Tout en classant L’Ingénu dans les romans d’apprentissage, on peut souligner son originalité quant à ce schéma : la rupture de l’Ingénu avec son existence antérieure l’amène en fait à renouer des liens plus anciens avec son pays, sa famille, et nous avons noté déjà le rôle de l’apprentissage que joue ce passé ; quant au voyage, nous avons vu qu’il échoue rapidement dans un lieu clos qui s’avère contenir le monde ; enfin le maître se transforme autant que son élève. En effet l’apprentissage, dans L’Ingénu, n’est pas exclusivement réservé au naïf, puisqu’on observe également la métamorphose se Saint-Yves (Vous n’êtes point non plus la même, (lui) dit prieur…- chap. XIX-) et celle de Gordon.

 


Chap. I : Un soir de juillet 1689, dans la baie de Saint-Malo, l’abbé de Kerkabon et sa sœur voient accoster un navire anglais. En débarque un Huron dont l’amabilité les charme tant qu’ils l’invitent à souper au prieuré de la Montagne. D’autres personnages se joignent à eux : l’abbé de Saint-Yves et sa sœur, le bailli et sa femme. La discussion est animée : on interroge le Huron, dit L’Ingénu, sur son passé, sa langue et sa religion. Celui-ci n’est pas insensible au charme de Mlle de Saint-Yves.

Chap. II : Le lendemain, L’Ingénu, au moment de prendre congé de ses hôtes, leur offre deux miniatures où l’abbé et sa sœur reconnaissent les portraits de leur frère et de sa femme, disparus au Canada vingt ans plus tôt : le Huron n’est autre que leur propre neveu. La nouvelle déclenche un enthousiasme général. Le prieur et l’abbé décident de baptiser l’Ingénu lorsqu’ils l’auront instruit. Parallèlement, l’intérêt que se témoignent le Huron et Mlle de Saint-Yves se précise.

Chap. III : Après avoir étudié le Nouveau Testament, l’Ingénu accepte d’être baptisé. Son interprétation naïve des textes saints donne lieu à des situations cocasses, telle la scène où il exige, en échange de sa propre confession, celle du moine à qui il vient de se confesser. Le jour de la cérémonie, au grand désespoir de toute l’assemblée, il reste introuvable. Mlle de Kerkabon et Mlle de Saint-Yves le découvrent enfin, debout au bord de la rivière.

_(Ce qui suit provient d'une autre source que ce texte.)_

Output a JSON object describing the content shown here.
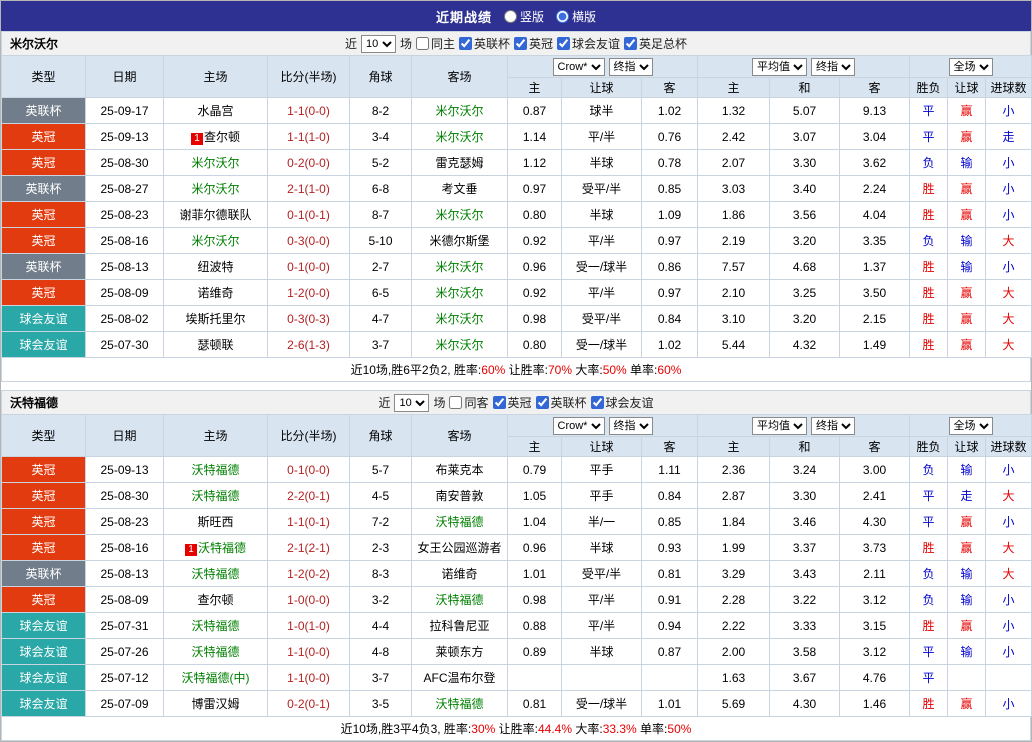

Chap. IV : Par fidélité aux textes, l’Ingénu désire en effet qu’on le baptise dans la rivière. Seule Mlle de Saint-Yves, après les vaines tentatives du prieur, du bailli, de l’évêque, réussit à fléchir son entêtement. Le baptême peut avoir lieu : Mlle de Saint-Yves a la joie d’être la marraine, et l’Ingénu reçoit le nom ridicule d’Hercule. La cérémonie est suivie d’un dîner.

Chap. V : A l’issue de ce dîner, Hercule vit Saint-Yves se déclarent leurs sentiments. Le lendemain matin, le prieur fait part de ses projets à son neveu : qu’il devienne sous-diacre, il lui cédera son prieuré. L’Ingénu est disposé à faire tout ce qu’on voudra, à condition qu’on lui accorde Mlle de Saint-Yves. Lorsque son oncle lui représente qu’il est impossible à un filleul d’épouser sa marraine, décidant de n’en faire qu’à sa tête, il court chez Saint-Yves dans l’intention de l’épouser. 

Chap. VI : Convaincu d’avoir pour lui la loi naturelle, il se précipite dans sa chambre. Aux cris de la jeune fille, la maisonnée accourt. L’abbé de Saint-Yves tente alors d’explique à l’Ingénu la nécessité de certaines conventions. Après l’avoir envoyé chez lui, et sur le conseil du bailli qui désire voir son fils épouser Saint-Yves, il décide de faire mettre sa sœur dans un couvent. Le lendemain, lorsqu’on lui fait part de cette nouvelle, l’Ingénu est hors de lui.

Chap. VII : Désespéré, il marche sans but sur le rivage, quand il rencontre une milice affolée par l’approche de navires anglais. Il se range aux côtés des combattants, et réussit à repousser l’ennemi. Puisqu’il s’est distingué dans la bataille, on l’encourage à se rendre à Versailles où le roi récompensera ses mérites. Il quitte la Basse-Bretagne dans l’espoir d’obtenir également de celui-ci la main de Saint-Yves

Chap. VIII : En chemin, dans une hôtellerie de Saumur, il rencontre un groupe de protestants en fuite, qui lui exposent leurs malheurs, et lui expliquent la politique royale. Profondément ému, l’Ingénu promet d’intercéder en leur faveur auprès du roi. Cependant un espion du père de La Chaise, confesseur du roi, écoute leur conversation.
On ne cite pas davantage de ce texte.